Ketika kakeknya, pendiri NU: Hadratussyeikh K.H. Hasyim Asy’ari memfatwakan “jihad” mengusir penjajah hukumnya Fardhu ‘ain, para santri berbondong-bondong gabung dan aktif dalam pasukan Hizbullah, Sabilillah dan pergerakan yang lain untuk berjuang mempertahankan kemerdekaan.

Para Satpam itu berjuang ikhlas tanpa pamrih. Tidak mengharap gaji atau “posisi” bila negara sudah berdaulat penuh.

Atau ketika peran dan perjuangan mereka tidak ditulis dengan tinta emas sejarah, mereka tidak mengeluh apalagi protes. Sebab yang dilakukan itu adalah kewajiban sebagai warga negara. Bukan “jasa” yang perlu diperkatakan, apalagi dituntut balasannya.

Namun sekarang dunia telah berubah. Bangsa ini memasuki era baru, era demokrasi. Era yang menjadikan bangsa ini kian terkotak-terkotak. Setiap kelompok mementingkan kelompoknya sendiri. Termasuk NU. Banyak orang NU mulai pandai membuat kalkulasi. Kalkulasi “bagi-bagi kue”.

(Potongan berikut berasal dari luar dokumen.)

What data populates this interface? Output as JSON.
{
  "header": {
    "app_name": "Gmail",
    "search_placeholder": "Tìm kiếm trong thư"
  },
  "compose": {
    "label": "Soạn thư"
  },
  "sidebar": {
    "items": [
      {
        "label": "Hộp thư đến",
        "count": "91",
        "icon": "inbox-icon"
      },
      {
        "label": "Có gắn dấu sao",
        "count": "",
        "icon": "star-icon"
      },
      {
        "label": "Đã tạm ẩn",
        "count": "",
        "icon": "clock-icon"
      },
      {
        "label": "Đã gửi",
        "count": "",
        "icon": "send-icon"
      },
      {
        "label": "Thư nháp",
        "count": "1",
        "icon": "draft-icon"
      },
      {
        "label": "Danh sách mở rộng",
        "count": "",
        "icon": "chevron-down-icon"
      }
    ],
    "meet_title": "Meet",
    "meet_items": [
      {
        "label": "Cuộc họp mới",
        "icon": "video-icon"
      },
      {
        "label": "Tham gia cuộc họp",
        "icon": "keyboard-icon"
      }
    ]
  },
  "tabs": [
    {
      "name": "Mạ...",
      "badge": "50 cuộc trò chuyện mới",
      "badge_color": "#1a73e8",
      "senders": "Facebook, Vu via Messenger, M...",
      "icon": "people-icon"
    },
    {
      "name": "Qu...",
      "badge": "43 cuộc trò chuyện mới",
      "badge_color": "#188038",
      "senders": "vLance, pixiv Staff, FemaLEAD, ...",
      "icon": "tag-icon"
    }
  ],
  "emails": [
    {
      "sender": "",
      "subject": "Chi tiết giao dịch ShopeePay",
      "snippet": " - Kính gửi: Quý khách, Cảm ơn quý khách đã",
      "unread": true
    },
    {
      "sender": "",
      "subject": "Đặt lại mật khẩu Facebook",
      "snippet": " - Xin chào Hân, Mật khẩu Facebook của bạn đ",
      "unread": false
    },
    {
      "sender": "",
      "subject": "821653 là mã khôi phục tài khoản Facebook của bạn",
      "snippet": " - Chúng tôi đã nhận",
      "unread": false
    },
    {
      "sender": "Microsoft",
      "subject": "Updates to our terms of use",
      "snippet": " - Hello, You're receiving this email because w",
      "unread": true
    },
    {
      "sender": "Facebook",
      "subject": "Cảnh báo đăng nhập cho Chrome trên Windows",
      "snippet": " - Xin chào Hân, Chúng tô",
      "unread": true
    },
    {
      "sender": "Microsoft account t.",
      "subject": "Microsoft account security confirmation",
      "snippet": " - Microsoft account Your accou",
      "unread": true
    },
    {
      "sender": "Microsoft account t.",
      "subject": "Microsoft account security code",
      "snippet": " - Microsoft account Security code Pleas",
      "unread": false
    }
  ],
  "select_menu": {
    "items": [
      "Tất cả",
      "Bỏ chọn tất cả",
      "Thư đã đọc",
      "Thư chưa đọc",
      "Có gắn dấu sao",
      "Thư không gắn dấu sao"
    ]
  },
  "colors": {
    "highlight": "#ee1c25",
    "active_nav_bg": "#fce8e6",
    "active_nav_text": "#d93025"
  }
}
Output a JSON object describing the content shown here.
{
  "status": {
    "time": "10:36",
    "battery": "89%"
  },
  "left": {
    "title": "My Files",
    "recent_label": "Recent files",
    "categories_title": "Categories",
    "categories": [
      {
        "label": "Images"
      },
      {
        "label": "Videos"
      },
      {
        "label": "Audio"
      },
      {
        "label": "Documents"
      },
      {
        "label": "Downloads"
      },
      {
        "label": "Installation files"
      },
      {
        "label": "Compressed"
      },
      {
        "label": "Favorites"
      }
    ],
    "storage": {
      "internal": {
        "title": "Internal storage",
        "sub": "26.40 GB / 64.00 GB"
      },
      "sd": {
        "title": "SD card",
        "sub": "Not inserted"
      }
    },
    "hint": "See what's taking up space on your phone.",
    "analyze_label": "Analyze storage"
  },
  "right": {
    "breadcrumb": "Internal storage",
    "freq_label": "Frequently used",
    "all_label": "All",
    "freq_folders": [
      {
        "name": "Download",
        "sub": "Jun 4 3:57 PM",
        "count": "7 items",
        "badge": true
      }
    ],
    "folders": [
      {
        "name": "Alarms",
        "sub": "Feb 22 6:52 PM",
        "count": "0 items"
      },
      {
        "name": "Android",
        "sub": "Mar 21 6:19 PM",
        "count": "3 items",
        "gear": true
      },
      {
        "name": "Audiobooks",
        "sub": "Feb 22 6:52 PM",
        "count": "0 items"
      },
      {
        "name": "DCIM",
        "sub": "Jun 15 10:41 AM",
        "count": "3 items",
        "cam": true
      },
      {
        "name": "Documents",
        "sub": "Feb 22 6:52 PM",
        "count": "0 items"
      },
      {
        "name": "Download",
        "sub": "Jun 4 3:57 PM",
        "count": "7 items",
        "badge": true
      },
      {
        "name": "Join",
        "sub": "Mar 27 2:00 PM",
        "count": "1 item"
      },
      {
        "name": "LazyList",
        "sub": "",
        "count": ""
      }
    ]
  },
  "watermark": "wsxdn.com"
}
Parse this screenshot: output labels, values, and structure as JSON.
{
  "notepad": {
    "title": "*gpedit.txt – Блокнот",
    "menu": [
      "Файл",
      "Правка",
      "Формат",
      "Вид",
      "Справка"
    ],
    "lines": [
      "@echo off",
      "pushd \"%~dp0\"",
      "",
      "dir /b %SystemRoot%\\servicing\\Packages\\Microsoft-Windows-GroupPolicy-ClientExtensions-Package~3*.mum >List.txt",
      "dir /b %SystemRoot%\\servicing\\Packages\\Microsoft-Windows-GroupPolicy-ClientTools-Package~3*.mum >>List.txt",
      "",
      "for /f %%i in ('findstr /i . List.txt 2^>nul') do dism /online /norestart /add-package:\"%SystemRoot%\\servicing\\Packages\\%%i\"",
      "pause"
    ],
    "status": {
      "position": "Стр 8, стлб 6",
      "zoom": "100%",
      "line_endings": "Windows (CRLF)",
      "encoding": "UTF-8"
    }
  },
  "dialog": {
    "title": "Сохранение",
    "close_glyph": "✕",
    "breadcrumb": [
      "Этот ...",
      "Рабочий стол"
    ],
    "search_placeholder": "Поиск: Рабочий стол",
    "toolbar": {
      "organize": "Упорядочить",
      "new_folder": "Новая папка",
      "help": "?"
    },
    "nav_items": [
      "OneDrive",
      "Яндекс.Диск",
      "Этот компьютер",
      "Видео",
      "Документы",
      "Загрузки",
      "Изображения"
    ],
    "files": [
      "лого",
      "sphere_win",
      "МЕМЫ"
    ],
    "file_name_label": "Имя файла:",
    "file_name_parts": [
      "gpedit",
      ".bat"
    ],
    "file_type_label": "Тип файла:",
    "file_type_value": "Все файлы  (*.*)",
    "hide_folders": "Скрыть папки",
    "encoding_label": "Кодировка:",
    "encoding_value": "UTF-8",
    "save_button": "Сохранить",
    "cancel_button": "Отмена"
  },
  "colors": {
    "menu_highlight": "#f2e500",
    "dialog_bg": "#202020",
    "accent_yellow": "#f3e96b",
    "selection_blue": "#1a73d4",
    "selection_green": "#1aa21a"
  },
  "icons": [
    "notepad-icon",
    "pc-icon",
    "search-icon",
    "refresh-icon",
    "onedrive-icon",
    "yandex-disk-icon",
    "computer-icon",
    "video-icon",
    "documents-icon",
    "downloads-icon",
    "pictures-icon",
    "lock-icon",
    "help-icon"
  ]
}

Jika diartikan kue itu kekuasaan. Maka kekuasaan itu suara. Suara warga NU besar. Mereka solid pada kyainya. Jangan heran kalau banyak yang mendekati NU. Mencoba mengambil hatinya.

NU-pun kian seksi dan laris manis. Ketika suara sudah di dapat dan kekuasaan pun diraih. Orang NU mulai berpikir minta bagian. “Karena tidak semua orang mau capek.” Kata mereka.

Ini yang ironis. Seolah-olah ada kaidah pembenaran bahwa jika tidak bermain mata dengan kekuasaan, NU akan terpuruk. Makanya tak ada jalan lain NU harus terlibat dalam pemihakan kekuasaan layaknya partai politik.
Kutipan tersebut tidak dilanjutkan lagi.